I know that some of the asteroids are quite large (hundreds of miles across? I forget how big) – at what point do they get big enough to start looking like planets? Taking on the form of a sphere? Or is the material that they are composed of preventing them from being spherical?
Aren’t some of the moons in our solar system pretty tiny? Are some asteroids bigger than the smallest moons? What is the smallest natural sphere that we have found?
Wikipedia’s list of solar system objects by size.
Of course there’s no clear dividing line between “spherical” and “non-spherical”. But looking at that list, Mimas at 198.3 km radius seems to be the smallest object that looks nearly spherical, except for the huge crater. But there are a couple of objects that are slightly larger, but non-spherical. Most notably Vesta at 263 km mean radius.

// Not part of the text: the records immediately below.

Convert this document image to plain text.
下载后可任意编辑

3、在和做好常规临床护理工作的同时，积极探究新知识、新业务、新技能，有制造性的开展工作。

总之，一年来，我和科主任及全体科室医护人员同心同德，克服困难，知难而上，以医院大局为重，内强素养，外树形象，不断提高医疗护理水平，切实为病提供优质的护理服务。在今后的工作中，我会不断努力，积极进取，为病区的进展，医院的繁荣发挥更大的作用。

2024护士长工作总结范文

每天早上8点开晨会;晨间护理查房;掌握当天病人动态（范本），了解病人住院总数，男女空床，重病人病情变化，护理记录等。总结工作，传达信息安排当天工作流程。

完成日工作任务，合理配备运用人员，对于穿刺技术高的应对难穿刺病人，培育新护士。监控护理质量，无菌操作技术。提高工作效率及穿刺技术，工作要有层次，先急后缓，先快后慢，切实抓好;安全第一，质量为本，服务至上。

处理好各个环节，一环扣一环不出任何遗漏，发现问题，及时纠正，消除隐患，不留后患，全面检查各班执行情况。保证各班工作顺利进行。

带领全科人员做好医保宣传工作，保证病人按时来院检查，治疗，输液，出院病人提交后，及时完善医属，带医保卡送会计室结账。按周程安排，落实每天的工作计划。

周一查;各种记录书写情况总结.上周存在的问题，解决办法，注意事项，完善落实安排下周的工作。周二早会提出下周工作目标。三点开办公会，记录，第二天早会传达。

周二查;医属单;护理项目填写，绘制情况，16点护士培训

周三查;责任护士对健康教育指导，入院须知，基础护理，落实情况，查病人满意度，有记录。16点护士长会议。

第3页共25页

This may come down to an opinion on what is considered spherical.
As a rough rule of thumb, objects smaller than 300 km in diameter don’t collapse in on themselves. That leaves Ceres, Pallas, and Vesta in the asteroids as large enough. But even Ceres has two different diameters: it’s 960 x 932 km. Does that make it spherical?
There are huge numbers of moons smaller than Vesta, which has a diameter on that page of 530 km. This Wikipedia page lists all of those between 200 and 400 km radius (400 - 800 km diameter) and claims that 200 km radius is the cutoff.
That would put Proteus, a moon of Neptune, as the smallest spherical moon and a few trans-Neptunian objects as slightly smaller. They also list Vesta as the smallest asteroid.
I’m pretty sure that the cutoff is arbitrary, since they go from a radius of 199 to one of 200.5. Not enough to make the body behave differently. If Vesta is borderline, then most of those below it also are.
Slightly ninjaed.
Ceres might be better described as an oblate spheroid.
That applies to most, if not all, sizable objects in our system.
Fascinating! Thanks for the link and the info.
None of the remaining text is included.